The week whizzed past or what?
I want to write something brilliant and hilarious but have no idea what. In a way it is good. I believe that creativity is largely a function of mental disturbance – one way or the other. The fact that I can’t be creative now means I must be tranquil.
Or I am taking the easy way out.
I have been on the road more than usual this week. I have been driving the kid around to play dates (do you call them playdates when the kids are teenagers?) and gallivanting around the city, not letting the heat go waste, following up on hypochondriacal relatives, and so on. The (imaginary) issues are finally resolved, I hope.

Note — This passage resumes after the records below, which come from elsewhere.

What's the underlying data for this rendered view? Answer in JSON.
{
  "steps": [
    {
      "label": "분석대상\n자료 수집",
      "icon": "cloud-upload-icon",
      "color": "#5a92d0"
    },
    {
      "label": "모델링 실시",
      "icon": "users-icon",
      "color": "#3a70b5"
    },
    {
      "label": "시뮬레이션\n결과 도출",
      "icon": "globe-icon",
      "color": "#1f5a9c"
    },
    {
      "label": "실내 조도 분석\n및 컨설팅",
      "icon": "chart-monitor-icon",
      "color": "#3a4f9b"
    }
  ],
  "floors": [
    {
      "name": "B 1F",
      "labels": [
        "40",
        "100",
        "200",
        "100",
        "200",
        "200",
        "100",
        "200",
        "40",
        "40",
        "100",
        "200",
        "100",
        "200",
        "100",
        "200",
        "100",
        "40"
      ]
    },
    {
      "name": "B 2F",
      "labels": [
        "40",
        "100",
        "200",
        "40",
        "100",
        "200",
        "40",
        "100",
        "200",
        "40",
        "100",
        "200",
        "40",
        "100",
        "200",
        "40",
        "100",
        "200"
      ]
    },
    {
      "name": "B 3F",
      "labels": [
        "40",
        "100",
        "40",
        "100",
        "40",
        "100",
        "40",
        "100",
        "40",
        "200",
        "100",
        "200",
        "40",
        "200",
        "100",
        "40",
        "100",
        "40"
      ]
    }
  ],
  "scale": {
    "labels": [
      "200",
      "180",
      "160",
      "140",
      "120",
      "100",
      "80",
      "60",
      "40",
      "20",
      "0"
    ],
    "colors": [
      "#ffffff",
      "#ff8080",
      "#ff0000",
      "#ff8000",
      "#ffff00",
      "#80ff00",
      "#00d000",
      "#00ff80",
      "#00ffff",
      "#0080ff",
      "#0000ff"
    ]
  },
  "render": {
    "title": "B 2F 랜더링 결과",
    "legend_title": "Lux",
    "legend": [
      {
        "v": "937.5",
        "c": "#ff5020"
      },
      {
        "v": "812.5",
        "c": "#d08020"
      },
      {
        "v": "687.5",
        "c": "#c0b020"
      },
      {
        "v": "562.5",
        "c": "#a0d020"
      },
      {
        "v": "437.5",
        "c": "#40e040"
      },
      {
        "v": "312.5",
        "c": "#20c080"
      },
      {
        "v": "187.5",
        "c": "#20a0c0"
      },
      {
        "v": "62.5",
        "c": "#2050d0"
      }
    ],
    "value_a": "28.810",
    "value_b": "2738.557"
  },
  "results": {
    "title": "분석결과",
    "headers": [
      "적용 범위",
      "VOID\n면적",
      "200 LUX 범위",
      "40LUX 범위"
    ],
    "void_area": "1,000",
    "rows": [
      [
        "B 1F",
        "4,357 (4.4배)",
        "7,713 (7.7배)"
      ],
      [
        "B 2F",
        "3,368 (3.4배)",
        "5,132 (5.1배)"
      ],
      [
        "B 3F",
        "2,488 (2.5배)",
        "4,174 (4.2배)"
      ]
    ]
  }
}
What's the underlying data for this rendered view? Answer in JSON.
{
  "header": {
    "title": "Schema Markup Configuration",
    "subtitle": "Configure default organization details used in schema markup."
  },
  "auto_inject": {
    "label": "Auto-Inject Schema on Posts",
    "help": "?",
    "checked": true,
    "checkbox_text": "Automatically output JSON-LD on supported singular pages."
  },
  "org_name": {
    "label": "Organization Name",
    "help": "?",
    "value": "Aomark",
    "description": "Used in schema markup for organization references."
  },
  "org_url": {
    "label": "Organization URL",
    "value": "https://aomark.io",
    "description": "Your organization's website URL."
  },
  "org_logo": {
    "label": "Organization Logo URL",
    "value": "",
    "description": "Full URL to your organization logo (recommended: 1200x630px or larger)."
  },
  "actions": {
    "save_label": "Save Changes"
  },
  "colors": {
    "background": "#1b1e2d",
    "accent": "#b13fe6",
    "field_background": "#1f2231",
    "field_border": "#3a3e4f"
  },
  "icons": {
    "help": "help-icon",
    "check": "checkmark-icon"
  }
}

While driving, I have a compulsive need to listen to the radio. The programmes drive me crazy, but I need them. I wait for the elusive Ilayaraja song in the mixed bag of all kinds of crap. Of late, even Ilayaraja songs irritate me, not as much for the music (Ilayaraja is brilliant with music arrangement except chorus voices) as the lyrics. Most songs are veiled references to sex (sometimes the veil is omitted altogether) or are so cheesy that I am afraid my eyes would get permanently set to rolling. That set me thinking. Am I getting old and the hormones are drying up so that I get put off by cheesy innuendos ? Not that I was very romantic to begin with, but these days, I just want to say “oh please, get it done with and move on”. I wonder if the writers of these songs are horny, hormone crazed youngsters.
While bloghopping a couple of days ago, I landed on a blogsite which seemed to be a collection of poetry. I am intrigued by poetry – I can’t write one, and am always curious about what makes poetry. This one got on my nerves. Is breaking up prose into random short lines all it takes to call it poetry? The “poems” in the site went something like this (the content is my own here..just to give you an idea).
I wonder if life is
Very nice in childhood where
Children play in
The sun, but what happens
When you grow up
The entire blog was something like this. Ah, but I am poetry-blind, so I probably don’t understand the nuances of it and am merely discounting what I don’t get as sour grapes.
The hottest 21 days of the Hindu lunar calendar (agni nakshatram – fire star) began yesterday. In my coastal city, the first ten days aren’t usually very bad, but the heat would catch up towards the latter part of the period, and continue until forever. Or what would seem like forever. I can’t shake off the feeling that this year would be worse than the earlier years, because of the failure of last year’s monsoon. My greater nervousness is that once the scorching season is done, monsoon had better not disappoint us this year. Is anyone else in this part of the world as worried as I am?
I told you I am not particularly sparkly and bright today. I’ll stop here before you fall over your digital device in abject boredom.